Tanzu guest control plane stuck in deleting nodes during upgrade

book

Article ID: 379378

calendar_today

Updated On:

Products

VMware vSphere with Tanzu vSphere with Tanzu

Issue/Introduction

Upgrading a Guest Cluster from v1.25.7---vmware.3-fips.1-tkg.1 to v1.26.5---vmware.2-fips.1-tkg.1, control plane of the Guest Cluster Started cycling as expected. New 3 control planes had been created, and one of the old control planes had been deleted.

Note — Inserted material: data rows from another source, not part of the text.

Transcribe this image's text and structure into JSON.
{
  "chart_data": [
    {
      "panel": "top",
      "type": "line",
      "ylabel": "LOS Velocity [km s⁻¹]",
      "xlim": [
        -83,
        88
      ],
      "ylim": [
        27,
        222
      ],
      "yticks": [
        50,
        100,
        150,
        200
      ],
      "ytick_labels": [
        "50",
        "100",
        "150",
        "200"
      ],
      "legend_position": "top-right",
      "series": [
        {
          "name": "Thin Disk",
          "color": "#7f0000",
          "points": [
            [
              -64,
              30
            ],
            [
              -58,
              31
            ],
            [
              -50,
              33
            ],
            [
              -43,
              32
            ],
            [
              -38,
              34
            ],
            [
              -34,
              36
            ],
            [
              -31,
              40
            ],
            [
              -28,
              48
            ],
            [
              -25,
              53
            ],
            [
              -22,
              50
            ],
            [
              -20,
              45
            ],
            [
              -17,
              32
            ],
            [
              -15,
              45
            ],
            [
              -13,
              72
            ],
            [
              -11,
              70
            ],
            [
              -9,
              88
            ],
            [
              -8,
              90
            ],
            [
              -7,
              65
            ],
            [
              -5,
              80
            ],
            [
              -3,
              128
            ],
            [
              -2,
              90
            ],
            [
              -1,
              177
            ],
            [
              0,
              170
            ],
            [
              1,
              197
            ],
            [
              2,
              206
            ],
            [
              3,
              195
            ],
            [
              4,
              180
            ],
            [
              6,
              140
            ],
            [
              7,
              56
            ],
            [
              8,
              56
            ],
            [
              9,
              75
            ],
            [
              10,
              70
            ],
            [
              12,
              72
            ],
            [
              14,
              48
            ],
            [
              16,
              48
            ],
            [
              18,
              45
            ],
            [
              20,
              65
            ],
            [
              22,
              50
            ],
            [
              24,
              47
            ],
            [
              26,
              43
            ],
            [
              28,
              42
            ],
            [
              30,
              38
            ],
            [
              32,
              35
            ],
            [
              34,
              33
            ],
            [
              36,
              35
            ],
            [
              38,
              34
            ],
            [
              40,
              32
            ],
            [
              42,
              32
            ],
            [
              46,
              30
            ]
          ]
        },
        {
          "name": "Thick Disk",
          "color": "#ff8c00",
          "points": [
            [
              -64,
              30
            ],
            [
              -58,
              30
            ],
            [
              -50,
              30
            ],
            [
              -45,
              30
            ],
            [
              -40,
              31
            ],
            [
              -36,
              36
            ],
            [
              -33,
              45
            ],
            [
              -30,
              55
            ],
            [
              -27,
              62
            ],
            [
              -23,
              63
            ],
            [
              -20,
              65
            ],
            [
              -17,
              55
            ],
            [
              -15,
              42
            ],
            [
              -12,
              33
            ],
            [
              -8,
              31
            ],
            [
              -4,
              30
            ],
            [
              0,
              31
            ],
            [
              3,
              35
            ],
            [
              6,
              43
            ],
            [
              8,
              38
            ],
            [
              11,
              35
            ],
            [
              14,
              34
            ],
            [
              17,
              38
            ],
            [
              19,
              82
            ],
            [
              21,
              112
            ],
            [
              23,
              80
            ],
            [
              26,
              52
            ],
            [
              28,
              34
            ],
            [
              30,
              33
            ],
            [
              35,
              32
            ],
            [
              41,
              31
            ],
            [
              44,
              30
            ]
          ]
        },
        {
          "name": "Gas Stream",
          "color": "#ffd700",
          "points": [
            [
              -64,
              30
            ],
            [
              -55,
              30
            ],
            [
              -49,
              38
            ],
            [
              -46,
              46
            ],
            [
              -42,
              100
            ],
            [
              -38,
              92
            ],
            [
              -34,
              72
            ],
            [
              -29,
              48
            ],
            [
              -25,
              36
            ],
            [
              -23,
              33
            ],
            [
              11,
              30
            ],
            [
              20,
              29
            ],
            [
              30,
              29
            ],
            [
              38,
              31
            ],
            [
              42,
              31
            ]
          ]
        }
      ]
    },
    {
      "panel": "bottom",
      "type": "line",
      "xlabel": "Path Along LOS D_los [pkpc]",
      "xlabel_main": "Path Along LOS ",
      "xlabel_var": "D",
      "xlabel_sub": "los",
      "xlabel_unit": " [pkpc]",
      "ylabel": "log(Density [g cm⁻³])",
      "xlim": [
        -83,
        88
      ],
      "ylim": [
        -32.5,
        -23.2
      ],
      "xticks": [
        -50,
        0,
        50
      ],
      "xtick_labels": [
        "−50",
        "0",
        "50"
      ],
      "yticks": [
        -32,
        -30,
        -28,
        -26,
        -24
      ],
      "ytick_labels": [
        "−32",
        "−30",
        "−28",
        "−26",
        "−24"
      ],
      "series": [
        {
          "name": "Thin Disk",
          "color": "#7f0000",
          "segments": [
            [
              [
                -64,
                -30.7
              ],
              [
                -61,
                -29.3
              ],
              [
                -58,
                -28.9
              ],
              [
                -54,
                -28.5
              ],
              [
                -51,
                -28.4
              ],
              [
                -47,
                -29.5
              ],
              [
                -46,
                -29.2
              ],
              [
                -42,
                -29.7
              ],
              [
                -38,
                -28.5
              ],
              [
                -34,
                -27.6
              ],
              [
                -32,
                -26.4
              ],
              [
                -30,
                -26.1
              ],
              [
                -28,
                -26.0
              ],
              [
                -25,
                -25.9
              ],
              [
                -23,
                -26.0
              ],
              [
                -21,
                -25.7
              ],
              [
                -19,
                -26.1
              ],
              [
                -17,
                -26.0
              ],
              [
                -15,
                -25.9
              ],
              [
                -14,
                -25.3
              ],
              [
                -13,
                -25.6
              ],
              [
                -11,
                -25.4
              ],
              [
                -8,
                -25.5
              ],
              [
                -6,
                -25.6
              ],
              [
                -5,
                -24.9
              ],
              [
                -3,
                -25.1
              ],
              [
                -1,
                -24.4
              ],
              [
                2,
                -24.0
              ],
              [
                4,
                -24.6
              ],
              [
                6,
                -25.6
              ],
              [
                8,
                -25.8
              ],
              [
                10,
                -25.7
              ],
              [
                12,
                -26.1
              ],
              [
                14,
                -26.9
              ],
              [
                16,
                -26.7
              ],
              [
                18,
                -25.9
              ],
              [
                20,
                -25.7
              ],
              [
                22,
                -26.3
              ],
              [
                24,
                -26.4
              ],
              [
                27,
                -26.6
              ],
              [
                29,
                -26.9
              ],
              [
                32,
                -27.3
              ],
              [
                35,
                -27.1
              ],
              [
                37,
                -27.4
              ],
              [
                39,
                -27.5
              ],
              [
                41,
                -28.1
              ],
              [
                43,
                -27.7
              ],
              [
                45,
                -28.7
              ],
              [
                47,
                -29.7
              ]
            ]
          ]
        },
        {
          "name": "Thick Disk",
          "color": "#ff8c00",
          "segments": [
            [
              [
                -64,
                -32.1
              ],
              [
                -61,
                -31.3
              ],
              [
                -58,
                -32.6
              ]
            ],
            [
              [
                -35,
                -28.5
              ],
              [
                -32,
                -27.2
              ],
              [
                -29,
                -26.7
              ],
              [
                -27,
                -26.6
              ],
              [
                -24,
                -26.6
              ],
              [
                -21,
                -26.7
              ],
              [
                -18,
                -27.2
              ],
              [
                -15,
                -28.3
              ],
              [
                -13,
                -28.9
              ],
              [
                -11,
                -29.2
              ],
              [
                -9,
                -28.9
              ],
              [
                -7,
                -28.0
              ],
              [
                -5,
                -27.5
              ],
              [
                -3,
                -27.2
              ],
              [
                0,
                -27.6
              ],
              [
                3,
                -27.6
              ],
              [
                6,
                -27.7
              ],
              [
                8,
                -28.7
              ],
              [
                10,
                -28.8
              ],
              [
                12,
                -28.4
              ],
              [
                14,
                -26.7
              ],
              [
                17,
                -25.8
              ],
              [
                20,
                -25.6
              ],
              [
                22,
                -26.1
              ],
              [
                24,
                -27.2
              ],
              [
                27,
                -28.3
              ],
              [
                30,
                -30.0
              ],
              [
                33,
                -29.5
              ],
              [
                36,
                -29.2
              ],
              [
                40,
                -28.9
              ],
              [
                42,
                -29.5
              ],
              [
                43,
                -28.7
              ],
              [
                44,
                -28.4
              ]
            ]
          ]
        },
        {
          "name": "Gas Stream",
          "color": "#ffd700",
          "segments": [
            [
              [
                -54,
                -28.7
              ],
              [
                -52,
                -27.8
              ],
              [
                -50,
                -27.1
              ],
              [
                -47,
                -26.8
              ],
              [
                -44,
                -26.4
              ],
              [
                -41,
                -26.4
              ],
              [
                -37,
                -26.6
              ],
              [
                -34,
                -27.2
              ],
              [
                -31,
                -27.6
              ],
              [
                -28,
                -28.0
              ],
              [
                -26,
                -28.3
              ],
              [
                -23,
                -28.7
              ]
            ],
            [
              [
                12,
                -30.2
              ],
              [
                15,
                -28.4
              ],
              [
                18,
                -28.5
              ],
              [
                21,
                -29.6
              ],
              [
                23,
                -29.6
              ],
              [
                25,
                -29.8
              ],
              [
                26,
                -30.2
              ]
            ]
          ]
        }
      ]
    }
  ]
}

The other two old control planes are in a not Ready state:

From Guest Cluster CP:

# kubectl get nodes

NAME                                             STATUS                        ROLES           AGE    VERSION
node-xyz-7h59v                     NotReady,SchedulingDisabled   control-plane   47d    v1.25.7+vmware.3-fips.1
node-xyz-9wmgd                     Ready                         control-plane   53m    v1.26.5+vmware.2-fips.1
node-xyz-qp8bd                     Ready                         control-plane   42m    v1.26.5+vmware.2-fips.1
node-xyz-vk2w6                     NotReady,SchedulingDisabled   control-plane   47d    v1.25.7+vmware.3-fips.1
node-xyz-vpn6l                     Ready                         control-plane   46m    v1.26.5+vmware.2-fips.1
node-shared-xxxxx-xxxxxxxx-r2hrj   Ready                         <none>          47d    v1.25.7+vmware.3-fips.1
node-shared-xxxxx-xxxxxxxx-xmqg6   Ready                         <none>          47d    v1.25.7+vmware.3-fips.1
node-shared-xxxxx-xxxxxxxx-z8hnt   Ready                         <none>          47d    v1.25.7+vmware.3-fips.1
node-shared-xxxxx-xxxxxxxx-255vf   Ready                         <none>          38m    v1.26.5+vmware.2-fips.1
node-shared-xxxxx-xxxxxxxx-mf24x   Ready                         <none>          2m3s   v1.26.5+vmware.2-fips.1
node-shared-xxxxx-xxxxxxxx-w5hln   Ready                         <none>          14m    v1.26.5+vmware.2-fips.1

 

So, nodes The new recent created nodes are:

node-xyz-9wmgd                     Ready                         control-plane   53m    v1.26.5+vmware.2-fips.1
node-xyz-qp8bd                     Ready                         control-plane   42m    v1.26.5+vmware.2-fips.1
node-xyz-vpn6l                     Ready                         control-plane   46m    v1.26.5+vmware.2-fips.1

And the old nodes are:

node-xyz-7h59v                     NotReady,SchedulingDisabled   control-plane   47d    v1.25.7+vmware.3-fips.1
node-xyz-vk2w6                     NotReady,SchedulingDisabled   control-plane   47d    v1.25.7+vmware.3-fips.1

 

Resolution

First thing you need to make sure that old nodes are not present on the ETCD cluster, otherwise don't delete them

open ssh session in one of the Guest Cluster Control Plane nodes and query etcd cluster if there any of the old nodes are there:

# etcdctl -w table member list
+------------------+---------+------------------------+------------------------------+------------------------------+------------+
|        ID        | STATUS  |          NAME          |          PEER ADDRS          |         CLIENT ADDRS         | IS LEARNER |
+------------------+---------+------------------------+------------------------------+------------------------------+------------+
| 11111111111111111| started | node-xyz-9wmgd      | https://x.x.x.x:2380         | https://x.x.x.x:2379         |      false |
| 22222222222222222| started | node-xyz-qp8bd      | https://x.x.x.x:2380         | https://x.x.x.x:2379         |      false |
| 33333333333333333| started | node-xyz-vpn6l      | https://x.x.x.x:2380         | https://x.x.x.x:2379         |      false |
+------------------+---------+------------------------+------------------------------+------------------------------+------------+

Once you are completelly sure that non of the NotReady status nodes are not on the ETCD cluster, you can proceed to delete them:

kubectl delete node node-xyz-7h59v 

kubectl delete node node-xyz-vk2w6

 

Wait about 10 minutes, and tkc cluster should be in a ready state again.